Intervention de Christiane Féral-Schuhl

Réunion du 26 mars 2015 à 11h00
Commission de réflexion sur le droit et les libertés à l’âge du numérique

Christiane Féral-Schuhl, coprésidente :

Des interrogations qui se sont exprimées il ressort nettement que nos deux commissions cherchent un point d'équilibre entre sécurité et libertés individuelles. Deux directions s'offrent à nous : adapter le droit à l'évolution numérique et élaborer des droits « natifs » concomitants au développement de l'univers digital.

Trois parties sont concernées : le citoyen, l'État et les « grands acteurs », ces plateformes au rôle fondamental et que l'on voit intervenir. Ainsi, après que, dans son arrêt du 13 mai 2014, la Cour de justice de l'Union européenne eut imposé à Google Spain d'occulter à la demande les données à caractère personnel, Google a créé un comité chargé de se prononcer sur le bien-fondé des futures demandes d'effacement qui lui seraient faites. Le contrôle du processus par l'autorité judiciaire, garantie essentielle pour les citoyens, doit demeurer omniprésent, mais les principaux intéressés ont très souvent la tentation de s'en affranchir.

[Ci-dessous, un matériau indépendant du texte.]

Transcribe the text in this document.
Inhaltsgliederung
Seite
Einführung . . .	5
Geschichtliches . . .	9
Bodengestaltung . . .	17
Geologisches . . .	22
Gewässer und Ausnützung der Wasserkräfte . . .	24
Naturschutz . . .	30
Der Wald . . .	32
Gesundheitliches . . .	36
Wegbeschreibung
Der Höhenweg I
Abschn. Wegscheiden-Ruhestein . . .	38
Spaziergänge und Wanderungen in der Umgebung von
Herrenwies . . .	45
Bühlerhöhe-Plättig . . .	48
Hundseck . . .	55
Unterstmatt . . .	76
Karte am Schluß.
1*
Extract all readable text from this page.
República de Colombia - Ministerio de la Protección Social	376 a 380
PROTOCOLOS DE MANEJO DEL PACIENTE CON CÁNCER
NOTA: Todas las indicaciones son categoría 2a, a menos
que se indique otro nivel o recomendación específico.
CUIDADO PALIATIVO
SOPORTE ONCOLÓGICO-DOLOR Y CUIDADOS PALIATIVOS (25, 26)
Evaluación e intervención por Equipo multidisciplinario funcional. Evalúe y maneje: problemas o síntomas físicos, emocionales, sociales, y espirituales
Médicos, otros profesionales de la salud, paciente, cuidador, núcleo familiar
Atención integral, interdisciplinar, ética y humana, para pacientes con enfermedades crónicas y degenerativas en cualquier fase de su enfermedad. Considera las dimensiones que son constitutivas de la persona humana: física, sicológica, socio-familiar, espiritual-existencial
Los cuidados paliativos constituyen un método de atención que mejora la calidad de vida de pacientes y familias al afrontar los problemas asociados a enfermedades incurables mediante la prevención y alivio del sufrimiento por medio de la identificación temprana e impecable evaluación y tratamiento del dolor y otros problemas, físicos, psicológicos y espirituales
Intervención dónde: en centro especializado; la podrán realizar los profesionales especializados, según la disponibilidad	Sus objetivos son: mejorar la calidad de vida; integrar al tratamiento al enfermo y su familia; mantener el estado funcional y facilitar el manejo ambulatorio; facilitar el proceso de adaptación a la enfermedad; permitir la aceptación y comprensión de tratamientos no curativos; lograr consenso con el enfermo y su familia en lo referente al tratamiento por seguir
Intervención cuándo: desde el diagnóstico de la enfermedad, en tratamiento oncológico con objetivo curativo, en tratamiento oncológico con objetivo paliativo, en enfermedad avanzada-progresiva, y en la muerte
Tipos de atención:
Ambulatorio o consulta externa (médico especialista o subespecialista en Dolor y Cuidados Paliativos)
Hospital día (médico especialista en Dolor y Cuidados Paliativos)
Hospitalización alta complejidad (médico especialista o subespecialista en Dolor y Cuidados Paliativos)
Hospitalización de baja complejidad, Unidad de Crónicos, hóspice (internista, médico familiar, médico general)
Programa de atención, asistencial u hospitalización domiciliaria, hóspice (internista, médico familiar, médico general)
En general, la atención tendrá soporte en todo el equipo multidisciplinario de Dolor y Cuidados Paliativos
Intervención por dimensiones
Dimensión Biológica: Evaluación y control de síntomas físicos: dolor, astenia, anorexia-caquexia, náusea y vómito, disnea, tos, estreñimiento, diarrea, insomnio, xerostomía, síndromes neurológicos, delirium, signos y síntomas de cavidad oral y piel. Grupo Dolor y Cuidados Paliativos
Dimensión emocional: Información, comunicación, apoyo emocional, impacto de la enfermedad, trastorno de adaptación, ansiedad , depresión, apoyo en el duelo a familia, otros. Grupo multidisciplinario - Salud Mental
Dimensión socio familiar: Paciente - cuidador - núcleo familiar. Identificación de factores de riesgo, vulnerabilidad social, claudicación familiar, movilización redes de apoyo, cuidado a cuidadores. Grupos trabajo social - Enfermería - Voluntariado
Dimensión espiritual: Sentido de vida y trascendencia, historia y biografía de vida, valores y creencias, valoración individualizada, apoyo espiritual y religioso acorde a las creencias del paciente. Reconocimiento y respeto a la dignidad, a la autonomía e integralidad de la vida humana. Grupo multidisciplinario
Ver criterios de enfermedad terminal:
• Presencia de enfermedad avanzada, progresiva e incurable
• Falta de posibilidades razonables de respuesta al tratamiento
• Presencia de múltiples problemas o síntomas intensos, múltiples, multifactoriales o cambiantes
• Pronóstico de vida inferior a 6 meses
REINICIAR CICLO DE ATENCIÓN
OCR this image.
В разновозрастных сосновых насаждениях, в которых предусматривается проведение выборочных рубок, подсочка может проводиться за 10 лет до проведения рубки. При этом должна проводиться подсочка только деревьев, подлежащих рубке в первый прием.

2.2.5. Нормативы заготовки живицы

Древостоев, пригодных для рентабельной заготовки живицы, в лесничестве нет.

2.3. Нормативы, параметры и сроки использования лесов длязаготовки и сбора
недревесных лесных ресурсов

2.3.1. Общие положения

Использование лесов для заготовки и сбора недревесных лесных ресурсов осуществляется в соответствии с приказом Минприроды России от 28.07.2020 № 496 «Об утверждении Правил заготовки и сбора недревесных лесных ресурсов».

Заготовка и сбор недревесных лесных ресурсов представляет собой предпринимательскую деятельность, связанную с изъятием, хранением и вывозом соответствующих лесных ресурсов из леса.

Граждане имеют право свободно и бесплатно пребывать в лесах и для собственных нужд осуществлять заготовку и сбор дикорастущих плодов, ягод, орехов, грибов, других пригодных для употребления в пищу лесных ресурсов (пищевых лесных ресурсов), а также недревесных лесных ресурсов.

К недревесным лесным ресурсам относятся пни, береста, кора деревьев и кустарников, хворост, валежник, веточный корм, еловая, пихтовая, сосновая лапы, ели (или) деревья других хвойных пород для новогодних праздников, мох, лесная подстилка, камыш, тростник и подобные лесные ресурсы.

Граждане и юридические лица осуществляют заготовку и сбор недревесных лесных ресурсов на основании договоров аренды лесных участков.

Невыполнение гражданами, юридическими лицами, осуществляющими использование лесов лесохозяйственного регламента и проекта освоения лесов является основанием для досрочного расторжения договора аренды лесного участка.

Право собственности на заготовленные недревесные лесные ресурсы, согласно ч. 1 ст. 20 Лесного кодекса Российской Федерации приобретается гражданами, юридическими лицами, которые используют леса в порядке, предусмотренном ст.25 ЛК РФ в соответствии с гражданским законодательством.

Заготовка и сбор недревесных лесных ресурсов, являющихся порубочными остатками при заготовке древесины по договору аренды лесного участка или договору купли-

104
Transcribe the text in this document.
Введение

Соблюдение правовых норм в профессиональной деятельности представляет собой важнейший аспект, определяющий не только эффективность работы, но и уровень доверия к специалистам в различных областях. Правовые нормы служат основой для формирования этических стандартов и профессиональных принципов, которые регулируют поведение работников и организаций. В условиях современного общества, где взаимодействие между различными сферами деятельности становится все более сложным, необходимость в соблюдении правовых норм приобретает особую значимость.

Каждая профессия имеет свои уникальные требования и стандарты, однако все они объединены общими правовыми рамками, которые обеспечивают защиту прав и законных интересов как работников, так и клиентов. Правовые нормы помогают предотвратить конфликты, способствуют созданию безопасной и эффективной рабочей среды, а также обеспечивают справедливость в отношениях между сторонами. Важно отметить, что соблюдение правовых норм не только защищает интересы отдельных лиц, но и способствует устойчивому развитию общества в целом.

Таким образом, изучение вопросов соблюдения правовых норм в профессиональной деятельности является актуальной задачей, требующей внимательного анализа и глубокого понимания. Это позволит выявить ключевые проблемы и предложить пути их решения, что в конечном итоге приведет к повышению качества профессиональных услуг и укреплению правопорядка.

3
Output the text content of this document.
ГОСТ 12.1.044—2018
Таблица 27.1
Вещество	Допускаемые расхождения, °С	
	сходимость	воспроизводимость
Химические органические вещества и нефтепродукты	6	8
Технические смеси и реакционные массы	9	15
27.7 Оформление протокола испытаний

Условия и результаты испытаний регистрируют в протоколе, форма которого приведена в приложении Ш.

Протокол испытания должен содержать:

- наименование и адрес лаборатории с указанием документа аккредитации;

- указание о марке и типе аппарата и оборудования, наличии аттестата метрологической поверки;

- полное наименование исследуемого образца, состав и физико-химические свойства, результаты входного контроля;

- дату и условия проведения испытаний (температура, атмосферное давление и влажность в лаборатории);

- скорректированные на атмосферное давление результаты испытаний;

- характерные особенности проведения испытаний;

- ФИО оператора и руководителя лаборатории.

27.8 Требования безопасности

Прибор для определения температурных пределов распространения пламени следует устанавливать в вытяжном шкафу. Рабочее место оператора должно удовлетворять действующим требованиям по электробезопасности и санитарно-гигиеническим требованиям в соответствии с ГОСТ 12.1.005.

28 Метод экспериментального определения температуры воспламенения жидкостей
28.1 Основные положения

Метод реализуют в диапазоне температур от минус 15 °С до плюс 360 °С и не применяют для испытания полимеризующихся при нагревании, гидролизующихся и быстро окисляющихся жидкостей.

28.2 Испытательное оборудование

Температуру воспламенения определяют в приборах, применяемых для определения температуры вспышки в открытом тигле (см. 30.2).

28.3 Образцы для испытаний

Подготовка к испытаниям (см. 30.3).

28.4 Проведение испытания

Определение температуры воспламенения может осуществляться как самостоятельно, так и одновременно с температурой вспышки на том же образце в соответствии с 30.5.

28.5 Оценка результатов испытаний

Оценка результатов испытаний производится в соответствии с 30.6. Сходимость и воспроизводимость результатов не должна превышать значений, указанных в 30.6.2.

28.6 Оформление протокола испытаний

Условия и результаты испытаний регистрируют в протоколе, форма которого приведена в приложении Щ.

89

Faut-il envisager un statut dissocié pour les différents « grands acteurs » de l'univers numérique ? Par la loi pour la confiance dans l'économie numérique, le législateur français avait établi en 2004 la responsabilité de l'éditeur, considéré que l'hébergeur n'a pas de responsabilité sauf à ce qu'on lui notifie un contenu, et posé le principe de l'irresponsabilité du fournisseur d'accès. Nous nous demandons à présent s'il ne faudrait pas établir que la responsabilité des fournisseurs d'accès est engagée en fonction du service donné. Une jurisprudence mouvante les considère tantôt comme des fournisseurs de contenus, tantôt comme des hébergeurs ; cette fluctuation signale en soi que le découpage voulu par le législateur n'est plus adéquat. Des échanges à ce sujet entre nos deux commissions seraient intéressants.

Pour sa part, le citoyen, soit par négligence soit que ses codes aient été piratés, ne maîtrise pas toujours son environnement numérique et subit de ce fait un préjudice considérable. Faut-il alors considérer que le consommateur du XXIe siècle a des droits acquis du seul fait qu'il accède à l'internet et créer le droit à « l'autodétermination informationnelle » que nous avons retrouvé dans votre projet de déclaration ? Cela ne suffira pas, puisque les citoyens ne sont pas toujours conscients de l'importance de leurs données personnelles – conserver la maîtrise de ses données de santé, par exemple, est capital – et de leur valeur : plusieurs études ont montré qu'ils sont prêts à les céder pour un montant symbolique. Le volet légal doit donc être assorti d'un indispensable travail pédagogique. Outre cela, les systèmes informatiques régissant les réseaux sociaux devraient être conçus pour respecter la vie privée (privacy by design) ou paramétrés par défaut pour respecter la vie privée (privacy by default).

Quant à l'État, il se doit d'en revenir aux bases des libertés individuelles, même si les choses sont compliquées par les menaces terroristes.

J'observe pour finir que la notion de « vie privée », si elle apparaît dans les textes internationaux, n'est pas définie légalement à l'ère du numérique. Ainsi, la question de savoir si l'identité numérique doit être rattachée à la personne n'est pas éclaircie. Nous serons heureux de poursuivre avec vous la réflexion sur ces sujets.